The perforated remnant part is rotated forward after the hole is exposed and now the ossicles are inspected. Scar tissue and bands can surround the bones and they are removed with a laser or micro hooks.
Now the ossicular chain is pressed to check its mobility and functionality. If it is found to be mobile, then the rest of the surgery aims at repairing the defect of the drum.
From the tragus, which is the cartilaginous lobe of skin in front of the ear, or from the back of the ear, a tissue is taken. A gelatin sponge is positioned under the drum, which is absorbable and it supports the graft. Underneath the remaining drum remnant, the graft is inserted and folded back to close the perforation.
The incision is closed with the help of stitches. On the outside of the ear canal, a sterile patch is placed and the patient can then be transferred to the recovery room.
If the bones in the ear suffer from erosion, then ossicular reconstruction is advised. At times it can be determined before surgery but in other cases, erosion is visible only when the ear is completely opened under the microscope.
The reconstruction can happen at the time of the eardrum construction. Bone erosion can happen at the tip of the incus or anvil. A discontinuity between stapes and the incus has to be resolved.
A small piece of bone or cartilage can be inserted from some other part of the body of the patient if the gap between the two cones mentioned above is small. But if the gap is large, then the anvil bone is removed and remodeled to give a shape of a tooth with the help of the operating microscope. After reshaping the prosthesis, it is placed between the malleus and the stapes and ossicular chain continuity is then re-established.
In some other ossicular construction, the malleus can get fixated by bony ingrowth or scar tissue to the ear’s lateral wall. Plastic-type or silastic sheet is often placed to prevent the regrowth of a new bone against the wall. In such a reconstruction, it may be required that the stapes and incus are separated from the natural connection to stop the transmission of drill vibration. This can damage the inner ear.
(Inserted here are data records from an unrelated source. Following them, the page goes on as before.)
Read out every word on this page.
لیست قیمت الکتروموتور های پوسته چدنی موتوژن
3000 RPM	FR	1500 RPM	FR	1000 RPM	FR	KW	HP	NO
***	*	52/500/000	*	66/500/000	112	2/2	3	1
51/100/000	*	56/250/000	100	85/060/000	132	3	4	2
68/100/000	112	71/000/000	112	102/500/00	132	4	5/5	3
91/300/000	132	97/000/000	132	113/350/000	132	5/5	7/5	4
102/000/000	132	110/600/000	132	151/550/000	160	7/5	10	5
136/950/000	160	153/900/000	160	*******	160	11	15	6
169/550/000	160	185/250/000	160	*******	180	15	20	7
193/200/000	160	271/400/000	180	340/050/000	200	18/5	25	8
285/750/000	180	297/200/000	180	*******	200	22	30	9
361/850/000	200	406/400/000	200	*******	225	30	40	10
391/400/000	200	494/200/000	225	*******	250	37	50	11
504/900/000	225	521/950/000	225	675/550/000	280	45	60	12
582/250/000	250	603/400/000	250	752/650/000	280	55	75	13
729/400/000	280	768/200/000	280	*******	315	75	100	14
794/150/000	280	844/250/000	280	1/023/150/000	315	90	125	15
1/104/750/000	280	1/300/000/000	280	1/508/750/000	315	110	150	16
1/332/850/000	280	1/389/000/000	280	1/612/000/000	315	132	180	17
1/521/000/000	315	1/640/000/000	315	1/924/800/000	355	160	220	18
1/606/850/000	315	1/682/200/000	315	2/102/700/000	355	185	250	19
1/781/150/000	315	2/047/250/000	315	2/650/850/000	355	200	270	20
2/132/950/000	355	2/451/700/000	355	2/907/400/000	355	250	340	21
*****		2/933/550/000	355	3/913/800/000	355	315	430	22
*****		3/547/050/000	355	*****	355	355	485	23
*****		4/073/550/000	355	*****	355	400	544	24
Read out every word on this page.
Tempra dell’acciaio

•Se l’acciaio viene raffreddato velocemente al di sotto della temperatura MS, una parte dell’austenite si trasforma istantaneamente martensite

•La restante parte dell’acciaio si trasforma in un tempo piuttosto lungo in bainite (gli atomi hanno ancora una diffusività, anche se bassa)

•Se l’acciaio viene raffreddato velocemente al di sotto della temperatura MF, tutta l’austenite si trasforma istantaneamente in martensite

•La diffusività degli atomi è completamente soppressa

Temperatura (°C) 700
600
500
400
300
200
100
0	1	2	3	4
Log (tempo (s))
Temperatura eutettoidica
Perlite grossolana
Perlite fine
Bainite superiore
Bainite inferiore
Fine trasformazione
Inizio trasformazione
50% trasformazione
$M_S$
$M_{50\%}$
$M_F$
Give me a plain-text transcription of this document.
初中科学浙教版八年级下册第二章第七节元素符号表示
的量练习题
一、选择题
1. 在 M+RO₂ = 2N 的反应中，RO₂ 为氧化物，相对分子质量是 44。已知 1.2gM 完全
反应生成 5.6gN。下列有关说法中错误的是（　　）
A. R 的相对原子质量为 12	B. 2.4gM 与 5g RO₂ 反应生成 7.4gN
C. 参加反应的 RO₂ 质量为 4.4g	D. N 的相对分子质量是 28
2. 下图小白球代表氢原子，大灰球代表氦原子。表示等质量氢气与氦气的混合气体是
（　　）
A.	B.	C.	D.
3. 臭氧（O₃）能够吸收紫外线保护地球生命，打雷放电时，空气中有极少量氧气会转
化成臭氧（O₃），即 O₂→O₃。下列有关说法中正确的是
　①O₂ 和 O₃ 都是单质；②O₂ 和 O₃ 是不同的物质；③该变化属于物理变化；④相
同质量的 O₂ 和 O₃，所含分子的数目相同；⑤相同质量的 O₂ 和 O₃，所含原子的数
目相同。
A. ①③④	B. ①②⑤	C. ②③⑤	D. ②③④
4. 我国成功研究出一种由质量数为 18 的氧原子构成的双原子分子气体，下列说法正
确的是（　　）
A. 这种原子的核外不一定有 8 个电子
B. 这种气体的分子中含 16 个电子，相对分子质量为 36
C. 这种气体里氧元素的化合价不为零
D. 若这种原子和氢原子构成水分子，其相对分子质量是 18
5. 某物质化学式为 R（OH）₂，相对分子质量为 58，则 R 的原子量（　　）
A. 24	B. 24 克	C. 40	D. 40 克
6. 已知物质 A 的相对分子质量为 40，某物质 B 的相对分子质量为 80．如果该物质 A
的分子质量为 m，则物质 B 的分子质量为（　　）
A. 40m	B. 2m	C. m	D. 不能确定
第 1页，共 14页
Usually, a patient is discharged within two to three hours of the surgery. Along with a mild pain reliever, some antibiotics are also administered. After 10 days, the patient is again expected to visit so that packing can be removed and graft success can be checked.
Patients are advised to keep water away from the surgical site and avoid blowing of the nose. If the patient is suffering from cold and allergies, then decongestants are prescribed. Within 5 to 6 days, the patients can resume a normal life. After 3 weeks of the surgery, the packing is removed under the operating microscope and at this point, the grafting success can be completely determined.
Care must be taken by the patient to soak the ear canal with antibiotics to keep infection at bay. Shearing forces of excessive tension should not be felt by the graft. The surgeon will advise the patient to avoid activities that alter the tympanic pressure, including using a straw to drink or blowing of the nose. Finally, a hearing test is performed after 4 to 6 weeks of the surgery.
Q: What is the cost of tympanoplasty?
A: eardrum surgery cost can range between $2300 and $3000.
Q: Is health insurance available?
A: Some health insurances do cover tympanoplasty
Q: What are some of my alternatives to tympanoplasty?
A: Alternatives to tympanoplasty may include a prosthetic ear, which is attached to the skull with the help of titanium pins inserted in the skull. For everyday cleaning, this prosthesis has to be removed and its maintenance is very simple and cheap. Medications can be used for otosclerosis, which can address the root cause of hearing loss. A hole can also be bored in the stapes using a laser light or else hearing aid can also be used. In case of an ear infection, the adenoids can be removed, a procedure which is known as adenoidectomy.
Q: How long does it take to perform tympanoplasty?
A: A typical tympanoplasty surgery may last for one to two hours.
Q: How long does it take to recover from tympanoplasty?
A: It may take anywhere from 8 to 12 months to recover completely after the surgery.